This is the pumpkin pie that ends all arguments — silky smooth filling, perfectly spiced, buttery flaky crust, and that signature crack on top that screams “I know what I’m doing.” Make it once and watch people lose their minds.
Prep: 15 min | Bake: 55–65 min | Serves: 8–10

Ingredients
Crust (or use store-bought, no judgment)
1½ cups (195g) all-purpose flour
½ tsp salt
1 tsp sugar
½ cup (113g) cold unsalted butter, cubed
4–6 tbsp ice water
Filling (The Magic)
1 can (15 oz) pumpkin puree (Libby’s or fresh roasted)
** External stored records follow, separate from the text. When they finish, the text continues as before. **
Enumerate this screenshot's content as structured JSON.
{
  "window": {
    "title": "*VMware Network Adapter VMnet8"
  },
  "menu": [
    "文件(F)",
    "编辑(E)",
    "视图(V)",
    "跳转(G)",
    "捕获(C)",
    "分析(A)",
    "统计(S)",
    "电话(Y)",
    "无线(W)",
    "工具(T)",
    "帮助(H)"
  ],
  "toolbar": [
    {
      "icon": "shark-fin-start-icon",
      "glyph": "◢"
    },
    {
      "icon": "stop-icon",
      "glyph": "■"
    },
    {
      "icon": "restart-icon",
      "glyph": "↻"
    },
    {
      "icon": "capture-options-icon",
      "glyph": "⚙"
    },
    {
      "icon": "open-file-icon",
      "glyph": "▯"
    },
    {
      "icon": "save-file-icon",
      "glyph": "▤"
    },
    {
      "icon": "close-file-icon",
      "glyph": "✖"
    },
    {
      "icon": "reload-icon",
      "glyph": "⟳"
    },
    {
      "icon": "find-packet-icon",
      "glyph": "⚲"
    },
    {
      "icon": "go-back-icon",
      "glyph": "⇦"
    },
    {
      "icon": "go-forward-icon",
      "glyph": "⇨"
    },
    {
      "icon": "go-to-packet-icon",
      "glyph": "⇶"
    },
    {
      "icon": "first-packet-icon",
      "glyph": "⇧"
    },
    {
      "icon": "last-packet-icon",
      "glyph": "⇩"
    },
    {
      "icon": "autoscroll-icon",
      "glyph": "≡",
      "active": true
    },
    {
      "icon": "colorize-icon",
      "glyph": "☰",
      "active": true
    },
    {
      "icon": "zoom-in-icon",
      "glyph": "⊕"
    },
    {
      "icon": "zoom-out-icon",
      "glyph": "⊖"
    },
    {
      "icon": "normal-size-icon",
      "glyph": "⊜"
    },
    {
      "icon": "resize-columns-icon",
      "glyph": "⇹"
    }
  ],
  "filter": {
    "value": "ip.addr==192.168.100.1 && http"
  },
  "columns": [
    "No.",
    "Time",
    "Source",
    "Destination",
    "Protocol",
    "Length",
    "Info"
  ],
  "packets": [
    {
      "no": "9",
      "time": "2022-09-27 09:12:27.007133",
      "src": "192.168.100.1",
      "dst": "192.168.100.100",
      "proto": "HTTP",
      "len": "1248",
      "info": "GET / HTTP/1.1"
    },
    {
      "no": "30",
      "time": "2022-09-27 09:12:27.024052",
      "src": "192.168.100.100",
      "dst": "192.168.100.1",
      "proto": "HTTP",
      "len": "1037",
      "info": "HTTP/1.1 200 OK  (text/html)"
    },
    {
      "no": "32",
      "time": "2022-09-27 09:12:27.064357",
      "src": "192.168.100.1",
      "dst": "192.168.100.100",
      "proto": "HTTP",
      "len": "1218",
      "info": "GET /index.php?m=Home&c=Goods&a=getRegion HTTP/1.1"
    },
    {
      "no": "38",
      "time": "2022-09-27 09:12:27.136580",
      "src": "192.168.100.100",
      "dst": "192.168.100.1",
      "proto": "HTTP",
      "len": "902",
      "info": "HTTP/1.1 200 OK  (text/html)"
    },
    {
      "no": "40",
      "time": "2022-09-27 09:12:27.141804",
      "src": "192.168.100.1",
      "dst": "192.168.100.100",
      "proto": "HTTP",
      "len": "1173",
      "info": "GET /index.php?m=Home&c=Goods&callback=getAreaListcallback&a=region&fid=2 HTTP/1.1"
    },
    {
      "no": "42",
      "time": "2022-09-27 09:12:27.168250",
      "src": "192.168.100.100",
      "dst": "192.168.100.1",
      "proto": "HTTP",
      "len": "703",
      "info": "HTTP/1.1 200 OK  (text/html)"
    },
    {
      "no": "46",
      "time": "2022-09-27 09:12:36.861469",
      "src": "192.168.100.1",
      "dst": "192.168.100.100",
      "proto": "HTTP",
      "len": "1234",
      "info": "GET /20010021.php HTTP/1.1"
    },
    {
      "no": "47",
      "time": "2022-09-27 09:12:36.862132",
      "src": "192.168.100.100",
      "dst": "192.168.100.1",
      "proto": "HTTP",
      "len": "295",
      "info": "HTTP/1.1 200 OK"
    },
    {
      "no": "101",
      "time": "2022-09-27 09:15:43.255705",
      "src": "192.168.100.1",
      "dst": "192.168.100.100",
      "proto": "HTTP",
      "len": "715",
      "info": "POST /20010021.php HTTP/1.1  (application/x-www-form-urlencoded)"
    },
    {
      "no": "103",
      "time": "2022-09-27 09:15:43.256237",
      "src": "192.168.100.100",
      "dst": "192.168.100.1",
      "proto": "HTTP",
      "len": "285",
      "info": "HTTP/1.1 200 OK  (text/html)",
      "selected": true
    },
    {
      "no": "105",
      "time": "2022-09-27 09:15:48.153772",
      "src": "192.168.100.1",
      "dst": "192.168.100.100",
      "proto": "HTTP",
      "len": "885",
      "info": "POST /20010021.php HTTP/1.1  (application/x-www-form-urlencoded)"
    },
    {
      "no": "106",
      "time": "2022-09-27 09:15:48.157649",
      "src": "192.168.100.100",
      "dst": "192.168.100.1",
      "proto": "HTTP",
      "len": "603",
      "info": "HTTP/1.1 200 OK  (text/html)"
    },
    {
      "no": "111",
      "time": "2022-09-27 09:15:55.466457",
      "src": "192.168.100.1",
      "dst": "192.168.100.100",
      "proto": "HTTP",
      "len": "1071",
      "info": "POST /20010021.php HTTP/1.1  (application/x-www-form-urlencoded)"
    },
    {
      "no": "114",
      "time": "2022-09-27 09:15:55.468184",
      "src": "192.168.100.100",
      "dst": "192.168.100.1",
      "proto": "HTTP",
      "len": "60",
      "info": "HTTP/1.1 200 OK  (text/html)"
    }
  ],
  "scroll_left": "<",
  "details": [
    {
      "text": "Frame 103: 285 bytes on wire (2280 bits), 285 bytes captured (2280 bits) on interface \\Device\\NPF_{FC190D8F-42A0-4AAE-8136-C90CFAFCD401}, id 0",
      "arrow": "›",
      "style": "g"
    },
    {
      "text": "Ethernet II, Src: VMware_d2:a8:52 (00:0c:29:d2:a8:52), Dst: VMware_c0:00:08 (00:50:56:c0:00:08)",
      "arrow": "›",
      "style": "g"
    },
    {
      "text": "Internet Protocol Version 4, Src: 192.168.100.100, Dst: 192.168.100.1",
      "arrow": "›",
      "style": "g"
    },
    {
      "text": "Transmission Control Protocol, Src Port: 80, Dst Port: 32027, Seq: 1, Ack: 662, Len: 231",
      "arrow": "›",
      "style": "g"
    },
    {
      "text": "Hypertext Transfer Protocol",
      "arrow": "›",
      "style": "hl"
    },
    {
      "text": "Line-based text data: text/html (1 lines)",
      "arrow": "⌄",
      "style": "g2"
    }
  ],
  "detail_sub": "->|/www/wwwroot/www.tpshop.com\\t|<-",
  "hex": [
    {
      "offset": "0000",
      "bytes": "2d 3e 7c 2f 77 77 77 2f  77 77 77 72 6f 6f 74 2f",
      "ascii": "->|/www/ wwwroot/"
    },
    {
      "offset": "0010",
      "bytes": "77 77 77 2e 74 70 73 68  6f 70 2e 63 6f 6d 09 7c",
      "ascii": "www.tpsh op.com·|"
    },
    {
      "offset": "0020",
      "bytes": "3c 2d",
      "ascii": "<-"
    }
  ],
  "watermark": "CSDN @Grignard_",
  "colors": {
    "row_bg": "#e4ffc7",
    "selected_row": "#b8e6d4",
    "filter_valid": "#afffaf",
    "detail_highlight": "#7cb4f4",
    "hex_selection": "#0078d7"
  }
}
¾ cup (150g) packed brown sugar
½ tsp salt
2 tsp ground cinnamon
1 tsp ground ginger
¼ tsp ground cloves
¼ tsp nutmeg (freshly grated = best)
3 large eggs
1 cup (240ml) heavy cream
½ cup (120ml) whole milk
1 tsp vanilla extract
Instructions
1. Crust (skip if store-bought): Pulse flour, salt, sugar → add butter → pulse to pea-size → add ice water 1 tbsp at a time → form disk → chill 30 min → roll → fit in 9-inch deep-dish pan → crimp edges → freeze 15 min.
2. Preheat oven to 425°F (220°C).
3. Filling: Whisk pumpkin + sugar + spices + salt. Beat in eggs one at a time. Gradually whisk in cream, milk, vanilla until smooth.
4. Blind bake crust (optional but recommended): Line with parchment + pie weights → bake 15 min → remove weights → bake 5 more min.
5. Pour filling into hot crust → bake at 425°F for 15 min → reduce to 350°F → bake 40–50 min until center jiggles slightly.
6. Cool at room temp 2 hrs → fridge 4+ hrs before serving.
Pro Tips for Perfection
Use deep-dish pan → no overflow
Freshly grate nutmeg → flavor difference is insane
Eggs at room temp → smoother filling
Crack on top = good! It means it’s perfectly set
Make 1–2 days ahead → flavor gets even better
Serve with bourbon whipped cream (1 cup cream + 2 tbsp bourbon + 2 tbsp powdered sugar)
This is the pumpkin pie your family will request every year. You’re welcome.